The basketball and accompanying app, slated for wide release during the winter holiday, is the result of a collaboration between Wilson and SportIQ, a Finnish company that specializes in artificial intelligence. After pairing with your smartphone, the connected basketball is able to determine if you made or missed a shot, without any attachments to the rim or net. Using this data, plus your location on the court, the new technology shows you an in-app heat map of where you spend the most time with the ball, where you made the majority of your shots and where you could use some practice.

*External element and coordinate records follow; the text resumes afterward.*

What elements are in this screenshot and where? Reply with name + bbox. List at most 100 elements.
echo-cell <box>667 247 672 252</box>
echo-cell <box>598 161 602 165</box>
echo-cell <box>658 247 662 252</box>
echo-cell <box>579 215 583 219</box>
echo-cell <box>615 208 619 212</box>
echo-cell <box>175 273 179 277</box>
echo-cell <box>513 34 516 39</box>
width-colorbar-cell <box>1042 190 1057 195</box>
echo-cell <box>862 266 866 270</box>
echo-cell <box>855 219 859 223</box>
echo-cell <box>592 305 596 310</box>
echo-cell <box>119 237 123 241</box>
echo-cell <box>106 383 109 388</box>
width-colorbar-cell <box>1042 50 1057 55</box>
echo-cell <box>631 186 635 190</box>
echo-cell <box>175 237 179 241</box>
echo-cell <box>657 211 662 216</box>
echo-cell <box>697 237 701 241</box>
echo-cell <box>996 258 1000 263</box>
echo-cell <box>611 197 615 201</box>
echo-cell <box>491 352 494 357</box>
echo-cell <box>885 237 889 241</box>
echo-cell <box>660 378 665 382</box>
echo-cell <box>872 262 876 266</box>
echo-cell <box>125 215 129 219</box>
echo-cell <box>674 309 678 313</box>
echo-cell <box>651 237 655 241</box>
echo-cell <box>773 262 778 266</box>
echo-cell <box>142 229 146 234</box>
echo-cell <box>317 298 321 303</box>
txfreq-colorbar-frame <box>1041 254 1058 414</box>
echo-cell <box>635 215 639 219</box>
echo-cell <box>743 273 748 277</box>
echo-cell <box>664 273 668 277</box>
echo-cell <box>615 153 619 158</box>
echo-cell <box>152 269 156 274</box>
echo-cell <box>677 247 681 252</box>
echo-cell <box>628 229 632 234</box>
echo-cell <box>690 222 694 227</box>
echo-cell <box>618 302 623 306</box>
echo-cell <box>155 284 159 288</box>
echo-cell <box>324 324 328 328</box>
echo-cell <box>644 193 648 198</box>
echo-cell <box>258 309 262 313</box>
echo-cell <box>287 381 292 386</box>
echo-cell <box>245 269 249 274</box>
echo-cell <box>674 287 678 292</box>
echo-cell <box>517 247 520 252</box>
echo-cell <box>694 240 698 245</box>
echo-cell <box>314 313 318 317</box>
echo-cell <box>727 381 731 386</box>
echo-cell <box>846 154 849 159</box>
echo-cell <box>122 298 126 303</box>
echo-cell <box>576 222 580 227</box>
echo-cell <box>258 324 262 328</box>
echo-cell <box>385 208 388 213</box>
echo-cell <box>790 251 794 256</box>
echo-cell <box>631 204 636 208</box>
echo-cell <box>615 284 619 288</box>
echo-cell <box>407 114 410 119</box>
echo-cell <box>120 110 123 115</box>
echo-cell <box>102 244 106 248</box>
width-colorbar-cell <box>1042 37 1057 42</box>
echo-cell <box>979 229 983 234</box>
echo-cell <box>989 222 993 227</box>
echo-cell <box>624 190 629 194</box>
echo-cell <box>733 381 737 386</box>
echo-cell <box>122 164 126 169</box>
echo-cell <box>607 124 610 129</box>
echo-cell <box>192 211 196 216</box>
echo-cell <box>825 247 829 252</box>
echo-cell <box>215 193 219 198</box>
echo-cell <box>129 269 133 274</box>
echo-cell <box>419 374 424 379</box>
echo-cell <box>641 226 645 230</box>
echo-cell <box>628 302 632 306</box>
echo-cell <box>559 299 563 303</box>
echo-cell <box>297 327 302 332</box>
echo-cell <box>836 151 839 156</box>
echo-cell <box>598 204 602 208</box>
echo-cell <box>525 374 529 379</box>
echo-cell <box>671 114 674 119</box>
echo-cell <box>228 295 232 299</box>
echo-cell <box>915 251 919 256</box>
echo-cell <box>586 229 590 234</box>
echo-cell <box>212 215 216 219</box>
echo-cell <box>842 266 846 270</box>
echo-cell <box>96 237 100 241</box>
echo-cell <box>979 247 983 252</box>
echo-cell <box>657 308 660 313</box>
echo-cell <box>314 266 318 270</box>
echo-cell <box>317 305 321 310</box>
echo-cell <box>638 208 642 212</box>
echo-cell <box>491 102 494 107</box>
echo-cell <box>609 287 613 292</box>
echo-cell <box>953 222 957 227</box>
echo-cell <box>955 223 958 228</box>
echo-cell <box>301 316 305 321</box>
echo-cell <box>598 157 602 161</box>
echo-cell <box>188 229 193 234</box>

One of the first popularized forays into basketball data technology was the Noah Basketball Shooting Aids. However,the $5,600 price tag and giant size (only moveable via a handle and two wheels) limited the use to organized teams and basketball clinics. Then, a recent Kickstarter birthed the 94Fifty, which brought this technology to the consumer level, measuring dribble force and speed along with shot speed, backspin and arc. These measurements make it more of a data heavy coach (complete with goals and lesson plans) than Wilson’s Smart Basketball, but lack Wilson’s major selling point: miss/make technology.

The breakthrough of the Smart Basketball is its ability to assess where a shot was taken and if it was a miss or a make. This allows for easy tracking of performance on the court, acting as a secretary rather than a coach. Little is known, but Wilson isn’t promising data on shot arc, spin or speed, meaning players will need to make alterations based on instinct and feel rather than hard data. The Smart Basketball help you find your best game by tracking your performance, not micromanaging your every shot.